A Beija-Flor é a grande campeã do carnaval do Rio de Janeiro e Rosas de Ouro venceu em São Paulo. As duas com enredos bem distintos. Enquanto a carioca enalteceu seu ex-diretor de carnaval Laíla, morto em 2021, a paulistana falou sobre a influência dos jogos na humanidade. Propostas ousadas e que foram muito bem apresentadas na Sapucaí e no Anhembi. Porém, o grande marco não ficou pelos títulos, e sim por uma entrevista.
As críticas de Paulo Barros sobre os enredos das escolas de samba do Rio de Janeiro, cuja maioria se inspirou nas ideologias afrodescendentes e no sincretismo religioso de umbanda e candomblé, pode ser considerado o desabafo de um carnavalesco que se inspira na ousadia e na inovação de suas alegorias e adereços, com histórias fantasiosas e folclóricas para fazer seus desfiles. Porém, não se pode negar que a maioria das escolas vêm de comunidades e que suas quadras têm o "batuque" como força.
A frase de Milton Cunha, grande entusiasta do carnaval e uma pessoa que conhece bem a história da festa, sobre a questão de Exu e Ogum estarem presentes nos sambas-enredos, e não outros temas, não é para menos. E sim para pensarmos e refletirmos exatamente como é a realidade de grande parte dos diretores das escolas e das próprias escolas.
O carnaval, por sua origem e mitologia, é uma festa pagã, já que depois de sua celebração vem a Quaresma, a preparação da Igreja. Com isso, ela é caracterizada como uma festa para os cristãos exaltarem suas impurezas na carne, antes de fazer o jejum e a limpeza espiritual para celebrar a morte de Cristo.
Com o passar do tempo, a festa ganhou ares comerciais e turísticos, com blocos de rua servindo de atração para os visitantes em diversos estados do país. Além, claro, das escolas de samba, com destaque para Rio de Janeiro e São Paulo.

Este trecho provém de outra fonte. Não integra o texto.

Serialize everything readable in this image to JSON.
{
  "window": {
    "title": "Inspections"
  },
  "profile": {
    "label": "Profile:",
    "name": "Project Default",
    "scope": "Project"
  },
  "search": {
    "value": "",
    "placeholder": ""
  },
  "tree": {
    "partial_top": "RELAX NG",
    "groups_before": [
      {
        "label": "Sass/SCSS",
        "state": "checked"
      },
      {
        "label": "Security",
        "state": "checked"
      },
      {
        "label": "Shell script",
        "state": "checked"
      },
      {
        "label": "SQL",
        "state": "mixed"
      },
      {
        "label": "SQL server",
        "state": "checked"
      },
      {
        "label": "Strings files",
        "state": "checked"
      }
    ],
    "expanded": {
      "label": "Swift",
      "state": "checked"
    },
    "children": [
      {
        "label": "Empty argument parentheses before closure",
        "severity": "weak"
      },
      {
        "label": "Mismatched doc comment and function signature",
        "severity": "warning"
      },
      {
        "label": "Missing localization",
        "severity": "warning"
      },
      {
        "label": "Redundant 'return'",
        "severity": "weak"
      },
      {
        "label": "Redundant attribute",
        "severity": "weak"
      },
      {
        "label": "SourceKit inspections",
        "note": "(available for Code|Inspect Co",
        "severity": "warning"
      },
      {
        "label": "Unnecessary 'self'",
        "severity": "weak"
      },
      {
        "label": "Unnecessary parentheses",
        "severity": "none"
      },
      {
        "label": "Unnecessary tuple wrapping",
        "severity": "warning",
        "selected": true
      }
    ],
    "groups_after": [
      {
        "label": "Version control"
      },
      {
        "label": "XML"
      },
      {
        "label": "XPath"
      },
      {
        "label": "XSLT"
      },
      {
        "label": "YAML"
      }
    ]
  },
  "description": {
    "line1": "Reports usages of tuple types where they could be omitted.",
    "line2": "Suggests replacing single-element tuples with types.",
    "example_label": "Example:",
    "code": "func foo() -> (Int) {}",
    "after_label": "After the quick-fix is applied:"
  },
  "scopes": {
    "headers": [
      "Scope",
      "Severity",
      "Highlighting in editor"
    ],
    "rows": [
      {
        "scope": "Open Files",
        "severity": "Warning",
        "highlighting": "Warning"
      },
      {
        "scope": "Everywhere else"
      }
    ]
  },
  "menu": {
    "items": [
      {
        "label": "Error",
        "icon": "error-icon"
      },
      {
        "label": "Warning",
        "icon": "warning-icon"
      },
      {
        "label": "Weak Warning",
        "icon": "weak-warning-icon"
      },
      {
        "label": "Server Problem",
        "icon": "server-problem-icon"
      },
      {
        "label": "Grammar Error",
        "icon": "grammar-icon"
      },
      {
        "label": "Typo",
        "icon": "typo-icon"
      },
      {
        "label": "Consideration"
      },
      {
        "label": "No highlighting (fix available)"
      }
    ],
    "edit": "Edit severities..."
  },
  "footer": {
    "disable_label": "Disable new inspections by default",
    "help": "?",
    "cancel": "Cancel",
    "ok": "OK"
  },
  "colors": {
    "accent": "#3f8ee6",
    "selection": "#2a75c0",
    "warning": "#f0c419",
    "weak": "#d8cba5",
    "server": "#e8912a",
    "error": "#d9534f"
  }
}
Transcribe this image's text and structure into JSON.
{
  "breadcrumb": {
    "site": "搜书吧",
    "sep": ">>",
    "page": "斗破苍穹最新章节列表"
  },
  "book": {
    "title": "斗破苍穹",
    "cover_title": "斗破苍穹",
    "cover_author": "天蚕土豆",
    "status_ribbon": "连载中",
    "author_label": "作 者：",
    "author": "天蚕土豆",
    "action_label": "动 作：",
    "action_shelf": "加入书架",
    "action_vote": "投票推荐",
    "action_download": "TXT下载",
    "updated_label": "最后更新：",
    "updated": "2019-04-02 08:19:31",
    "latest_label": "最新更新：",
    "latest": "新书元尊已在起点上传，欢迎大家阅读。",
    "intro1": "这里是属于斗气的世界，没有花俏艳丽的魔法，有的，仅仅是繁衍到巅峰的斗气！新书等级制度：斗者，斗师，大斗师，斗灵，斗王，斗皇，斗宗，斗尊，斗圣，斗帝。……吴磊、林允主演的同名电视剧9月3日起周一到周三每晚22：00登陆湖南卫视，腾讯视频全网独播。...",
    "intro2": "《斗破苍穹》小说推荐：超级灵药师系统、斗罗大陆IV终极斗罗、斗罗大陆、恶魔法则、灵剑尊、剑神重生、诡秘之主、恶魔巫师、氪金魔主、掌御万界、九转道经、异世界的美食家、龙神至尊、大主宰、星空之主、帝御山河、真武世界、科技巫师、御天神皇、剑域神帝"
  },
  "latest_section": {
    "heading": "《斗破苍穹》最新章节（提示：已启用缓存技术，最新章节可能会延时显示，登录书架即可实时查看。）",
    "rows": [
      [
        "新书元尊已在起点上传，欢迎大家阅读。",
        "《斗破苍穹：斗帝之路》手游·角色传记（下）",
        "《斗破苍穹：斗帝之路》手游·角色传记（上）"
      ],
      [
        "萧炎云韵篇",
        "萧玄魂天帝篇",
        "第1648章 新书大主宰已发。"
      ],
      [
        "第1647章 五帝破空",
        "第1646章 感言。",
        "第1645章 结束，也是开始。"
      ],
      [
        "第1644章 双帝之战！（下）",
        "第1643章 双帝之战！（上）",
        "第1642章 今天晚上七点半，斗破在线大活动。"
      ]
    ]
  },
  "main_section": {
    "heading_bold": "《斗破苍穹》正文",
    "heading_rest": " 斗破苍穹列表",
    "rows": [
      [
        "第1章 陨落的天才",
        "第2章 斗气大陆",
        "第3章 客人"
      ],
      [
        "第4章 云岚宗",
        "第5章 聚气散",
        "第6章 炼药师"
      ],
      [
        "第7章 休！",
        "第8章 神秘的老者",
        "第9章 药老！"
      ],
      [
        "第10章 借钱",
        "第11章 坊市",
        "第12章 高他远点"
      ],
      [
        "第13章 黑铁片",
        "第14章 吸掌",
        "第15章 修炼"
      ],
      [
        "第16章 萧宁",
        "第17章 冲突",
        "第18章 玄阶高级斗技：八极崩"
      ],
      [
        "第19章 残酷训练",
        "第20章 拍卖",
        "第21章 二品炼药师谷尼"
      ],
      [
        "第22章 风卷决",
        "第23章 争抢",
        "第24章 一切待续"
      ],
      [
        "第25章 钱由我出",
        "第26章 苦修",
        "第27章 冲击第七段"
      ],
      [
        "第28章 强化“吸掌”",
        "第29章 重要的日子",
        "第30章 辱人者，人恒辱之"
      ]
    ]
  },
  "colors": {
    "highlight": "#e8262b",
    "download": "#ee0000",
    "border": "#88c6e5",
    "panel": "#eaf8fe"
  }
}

A festa pode, para alguns, ainda ser considerada pagã, mas também pode ser a exaltação das diversas culturais nacionais e da história do povo brasileiro.
Por isso, criticar os enredos afroreligiosos das escolas pode ser até uma demagogia, já que, no Rio, a grande vencedora foi uma escola que exaltou seu grande mestre, um grande religioso das culturas africanas e que fora muito respeitado em seu meio, mesmo com sua religiosidade à mostra.